The 6700 and 6750 are brand new models for LMS. They just recently got some in stock. You're not likely to find a lot of comment on them yet.

Tom


----------



## Mike6158 (Feb 15, 2020)

Yep. I just got the notice a few days ago. Is there something else to compare them to? Like something in the Precision Mathews line? I don't know anything about a mill so it doesn't do me much good to compare specifications.


----------



## ARC-170 (May 8, 2020)

What do you want to make? Do you have a budget? That bigger mill is $4000. I got my LMS3990 for $900 or so on CL. I can lift the 3990 myself (I think it weighs around 130#), the one above is 350#.

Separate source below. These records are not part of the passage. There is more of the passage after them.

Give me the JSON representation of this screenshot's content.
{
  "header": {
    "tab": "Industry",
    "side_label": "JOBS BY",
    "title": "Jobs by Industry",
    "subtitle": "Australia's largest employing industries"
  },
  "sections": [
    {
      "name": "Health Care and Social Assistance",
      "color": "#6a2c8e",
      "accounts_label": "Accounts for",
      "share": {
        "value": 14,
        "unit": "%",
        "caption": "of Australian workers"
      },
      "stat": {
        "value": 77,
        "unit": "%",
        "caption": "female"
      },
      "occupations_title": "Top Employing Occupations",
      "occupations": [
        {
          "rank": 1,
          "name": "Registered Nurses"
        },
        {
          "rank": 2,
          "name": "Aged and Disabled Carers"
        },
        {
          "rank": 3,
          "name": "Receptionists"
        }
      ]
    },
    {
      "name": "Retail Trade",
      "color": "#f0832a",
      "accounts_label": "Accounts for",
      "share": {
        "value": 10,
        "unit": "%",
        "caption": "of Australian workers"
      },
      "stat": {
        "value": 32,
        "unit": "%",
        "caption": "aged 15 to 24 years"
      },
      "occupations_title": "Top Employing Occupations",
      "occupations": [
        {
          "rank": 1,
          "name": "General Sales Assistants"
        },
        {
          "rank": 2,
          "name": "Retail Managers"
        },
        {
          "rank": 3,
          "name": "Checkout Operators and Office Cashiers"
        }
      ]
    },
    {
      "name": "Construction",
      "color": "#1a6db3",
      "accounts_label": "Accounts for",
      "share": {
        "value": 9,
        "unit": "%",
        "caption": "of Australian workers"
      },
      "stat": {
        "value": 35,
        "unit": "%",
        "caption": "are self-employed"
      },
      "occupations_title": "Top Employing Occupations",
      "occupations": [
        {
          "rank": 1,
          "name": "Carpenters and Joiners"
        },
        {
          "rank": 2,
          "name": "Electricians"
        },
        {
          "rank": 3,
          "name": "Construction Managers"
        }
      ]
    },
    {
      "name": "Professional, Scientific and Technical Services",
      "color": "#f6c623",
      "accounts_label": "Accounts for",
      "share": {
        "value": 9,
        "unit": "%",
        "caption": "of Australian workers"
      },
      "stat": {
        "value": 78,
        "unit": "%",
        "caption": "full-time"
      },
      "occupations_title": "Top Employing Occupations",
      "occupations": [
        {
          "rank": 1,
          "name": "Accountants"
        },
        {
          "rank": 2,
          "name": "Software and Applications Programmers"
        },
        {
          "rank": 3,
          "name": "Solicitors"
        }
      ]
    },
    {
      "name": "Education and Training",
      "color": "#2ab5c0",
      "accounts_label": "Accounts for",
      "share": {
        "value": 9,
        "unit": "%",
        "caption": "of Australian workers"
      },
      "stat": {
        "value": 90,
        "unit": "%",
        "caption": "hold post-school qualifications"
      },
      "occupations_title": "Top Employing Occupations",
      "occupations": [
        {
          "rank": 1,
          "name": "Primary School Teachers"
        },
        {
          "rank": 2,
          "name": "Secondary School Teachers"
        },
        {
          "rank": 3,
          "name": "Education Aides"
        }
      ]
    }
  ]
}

I bought an RPM indicator and DRO's and love them. Tell us more so we can help! We love spending other people's money!


----------



## Mike6158 (May 8, 2020)

ARC-170 said:


> What do you want to make? Do you have a budget? That bigger mill is $4000. I got my LMS3990 for $900 or so on CL. I can lift the 3990 myself (I think it weighs around 130#), the one above is 350#.
> 
> I bought an RPM indicator and DRO's and love them. Tell us more so we can help! We love spending other people's money!



The 6750 I asked about is $4,099.00 

Weight is important for now. That's a good point. I can (and will soon) move my mini-lathe to the state I'm working in.

What I want to make? Also a good question. I can't make anything without the tools  I want to learn to use a mill. Making something will be a part of that process.


----------